I suppose I'll give you a quick run-down of what little I have been up to since my last post.
Friday 18th: I went round to Marie's for a temaki (hand-rolled) sushi night. Some of her possessions were broken in the quake, including most notably a plasma screen that had been toppled from its stand. Her shop had also lost a few bottles. I suppose there is something to be said for living a bungalow and not owning much stuff.
The atmosphere was a little odd. As we usually do, we had the TV (a different one) on in the background. So, one minute we would be laughing and joking as usual, and the next minute we would see something so heartbreaking that we would just fall silent. I actually wrote a post about the terrible things that we saw on the news, but I decided not to publish it because it was just too much of a downer.

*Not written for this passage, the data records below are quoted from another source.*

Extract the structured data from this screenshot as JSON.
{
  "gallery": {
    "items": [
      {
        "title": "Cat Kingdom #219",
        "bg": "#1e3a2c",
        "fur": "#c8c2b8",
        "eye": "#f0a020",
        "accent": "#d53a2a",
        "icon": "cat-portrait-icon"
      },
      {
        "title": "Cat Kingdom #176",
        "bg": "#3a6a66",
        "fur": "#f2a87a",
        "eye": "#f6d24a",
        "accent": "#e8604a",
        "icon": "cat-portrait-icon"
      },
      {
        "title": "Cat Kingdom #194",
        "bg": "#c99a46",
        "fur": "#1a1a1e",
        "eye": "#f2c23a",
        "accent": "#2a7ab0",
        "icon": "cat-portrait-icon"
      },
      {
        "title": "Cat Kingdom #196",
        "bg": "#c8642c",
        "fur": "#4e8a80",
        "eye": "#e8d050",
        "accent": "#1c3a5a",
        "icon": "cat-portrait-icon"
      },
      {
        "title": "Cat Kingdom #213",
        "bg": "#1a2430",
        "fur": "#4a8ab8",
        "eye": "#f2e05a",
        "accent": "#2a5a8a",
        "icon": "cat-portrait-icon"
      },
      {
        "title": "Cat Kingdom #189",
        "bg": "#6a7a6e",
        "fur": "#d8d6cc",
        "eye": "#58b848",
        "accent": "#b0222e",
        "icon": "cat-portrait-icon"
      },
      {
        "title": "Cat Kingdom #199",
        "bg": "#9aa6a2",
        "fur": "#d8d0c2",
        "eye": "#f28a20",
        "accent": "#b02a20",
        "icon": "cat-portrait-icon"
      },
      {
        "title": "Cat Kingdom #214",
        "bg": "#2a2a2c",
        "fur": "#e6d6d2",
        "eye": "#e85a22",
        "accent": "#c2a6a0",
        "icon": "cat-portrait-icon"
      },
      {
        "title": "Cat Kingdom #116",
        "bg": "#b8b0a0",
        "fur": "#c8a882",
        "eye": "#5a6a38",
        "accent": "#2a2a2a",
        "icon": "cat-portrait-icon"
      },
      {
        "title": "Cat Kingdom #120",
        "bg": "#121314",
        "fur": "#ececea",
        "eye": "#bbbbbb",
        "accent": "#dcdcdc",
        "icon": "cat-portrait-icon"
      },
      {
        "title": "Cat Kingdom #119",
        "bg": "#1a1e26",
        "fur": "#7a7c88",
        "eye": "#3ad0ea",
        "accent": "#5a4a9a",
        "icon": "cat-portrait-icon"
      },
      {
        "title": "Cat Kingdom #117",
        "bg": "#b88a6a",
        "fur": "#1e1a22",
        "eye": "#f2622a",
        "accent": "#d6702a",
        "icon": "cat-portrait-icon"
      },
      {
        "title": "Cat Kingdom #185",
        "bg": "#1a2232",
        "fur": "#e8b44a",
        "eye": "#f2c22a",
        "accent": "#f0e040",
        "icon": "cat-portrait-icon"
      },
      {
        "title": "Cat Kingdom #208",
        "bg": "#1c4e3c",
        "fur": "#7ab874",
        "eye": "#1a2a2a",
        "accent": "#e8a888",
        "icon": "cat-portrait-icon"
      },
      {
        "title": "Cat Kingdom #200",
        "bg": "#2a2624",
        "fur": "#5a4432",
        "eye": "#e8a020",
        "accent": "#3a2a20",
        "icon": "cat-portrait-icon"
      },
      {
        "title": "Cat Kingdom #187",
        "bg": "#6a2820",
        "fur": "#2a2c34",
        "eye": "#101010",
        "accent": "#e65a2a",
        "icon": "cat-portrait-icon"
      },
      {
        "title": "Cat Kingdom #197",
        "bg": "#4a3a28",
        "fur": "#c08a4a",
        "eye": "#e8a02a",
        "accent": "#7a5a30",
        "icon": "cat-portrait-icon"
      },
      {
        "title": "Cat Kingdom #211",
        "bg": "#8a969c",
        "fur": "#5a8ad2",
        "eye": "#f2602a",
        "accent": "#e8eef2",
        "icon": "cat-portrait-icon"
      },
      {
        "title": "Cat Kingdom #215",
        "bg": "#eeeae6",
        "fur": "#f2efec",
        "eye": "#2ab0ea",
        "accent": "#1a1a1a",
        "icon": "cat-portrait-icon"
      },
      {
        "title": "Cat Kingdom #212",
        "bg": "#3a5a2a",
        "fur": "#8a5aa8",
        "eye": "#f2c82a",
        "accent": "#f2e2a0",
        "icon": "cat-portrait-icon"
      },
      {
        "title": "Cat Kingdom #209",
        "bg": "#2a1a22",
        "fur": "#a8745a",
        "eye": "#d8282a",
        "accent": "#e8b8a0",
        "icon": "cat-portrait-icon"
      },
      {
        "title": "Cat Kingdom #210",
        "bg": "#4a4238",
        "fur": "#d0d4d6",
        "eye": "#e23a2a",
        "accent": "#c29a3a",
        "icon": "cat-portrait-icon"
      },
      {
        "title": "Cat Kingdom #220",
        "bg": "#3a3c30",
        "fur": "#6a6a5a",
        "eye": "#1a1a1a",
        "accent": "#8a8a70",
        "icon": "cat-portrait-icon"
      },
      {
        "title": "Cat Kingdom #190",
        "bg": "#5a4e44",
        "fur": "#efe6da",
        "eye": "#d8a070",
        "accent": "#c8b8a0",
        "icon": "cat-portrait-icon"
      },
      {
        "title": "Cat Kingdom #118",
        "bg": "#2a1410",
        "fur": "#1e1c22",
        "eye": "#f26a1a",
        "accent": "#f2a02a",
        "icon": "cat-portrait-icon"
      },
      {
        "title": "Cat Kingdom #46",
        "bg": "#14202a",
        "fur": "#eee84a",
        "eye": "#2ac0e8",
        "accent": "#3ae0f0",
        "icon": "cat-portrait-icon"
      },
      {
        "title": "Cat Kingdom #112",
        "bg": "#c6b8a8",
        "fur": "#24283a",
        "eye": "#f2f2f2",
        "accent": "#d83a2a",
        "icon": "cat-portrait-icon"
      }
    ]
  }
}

Saturday 19th: This was the day of my school's rescheduled graduation ceremony. Graduation is always an emotional time, but there was an added poignancy to this one, for obvious reasons. When I got home afterwards, it all got the better of me: the tragic images on the news, the tension and uncertainty of the preceeding week, saying goodbye to my third-graders for the last time, the empty shelves in the supermarket on the way home. Before I knew it, I was sobbing uncontrollably. This is not normal behaviour for me. I was a bit tired and hungover too, which probably didn't help.
Sunday 20th: On friday I gave Marie the carrot cake I made, but we didn't get round to eating it on the night. So she invited me (and some other friends) around for afternoon tea and cake. I was really starting to worry that my cake had been built up too much, especially since it was quite an experimental recipe, using olive oil rather than the more conventional butter to provide the lipid content. But I'm pleased to say it turned out well; it was delicious and moist. In fact, one of Marie's friends requested the recipe, so I have since translated it into Japanese (badly) for her benefit.
Monday 21st: The community centre is closed because of earthquake damage - just a few broken windows, I think. So for the first time I had a Japanese lesson at my sensei's house, which just happened to also be a sake shop.
Friday 25th: I realised I hadn't left Nanyo in 13 days, and decided it was time to get out. The local trains are now operating again on the main line that runs north-south through the prefecture, so I hopped on a train to Yamagata City and met a bunch of ALTs for curry. Talking to them, it became clear that those of us who had stuck around were in the minority. I'm just stunned at the irrationality of this. We really aren't in any serious danger here, which people would understand if they just spent a few hours on Google and Wikipedia thinking clearly and critically. And how long are they going to stay away? It may well be months rather than weeks until Fukushima Daiichi is brought completely under control.
Saturday 26th: I met up with many of the same people for another meal, this time pizza in Kaminoyama. Generally, pizza standards in Japan are pretty woeful, but the ALT of this town had been raving about this place for months. It lived up to his hype. It was hands-down the best pizza I've eaten in Japan, and at a very reasonable price. The place is run by an old guy who apparently retired from his proper job, and then set up this place almost as a hobby. In the quintessentially Japanese manner, he is obsessive about his product. He once told my friend who's a regular there (in Japanese) "If I wasn't constantly improving my pizzas, I'd have no soul."
This morning I got two reminders in quick succession that we're not quite out of the woods yet. As I was having breakfast, I experienced the biggest aftershock we've had in several days, which made my flimsy little house creak worryingly. I dread to think what it must have sounded like during the big one. Minutes later, the green status LED on my heater turned to an angry blinking, beeping red. By turning the heater right down and wearing lots of clothes indoors, I had managed to stretch out my half-cannister of kerosene for an amazing length of time. But now the jig was up.
Just like this time last year, I'm currently 'working' at city hall, meaning that I have a lot of time on my hands. I've started taking every minute of my lunch hour and going cycling around town. This serves two purposes:
- It's a good way to kill an hour, especially on a beautiful day like today.
- It allows me to tour the petrol stations, keeping an eye out for precious fuel.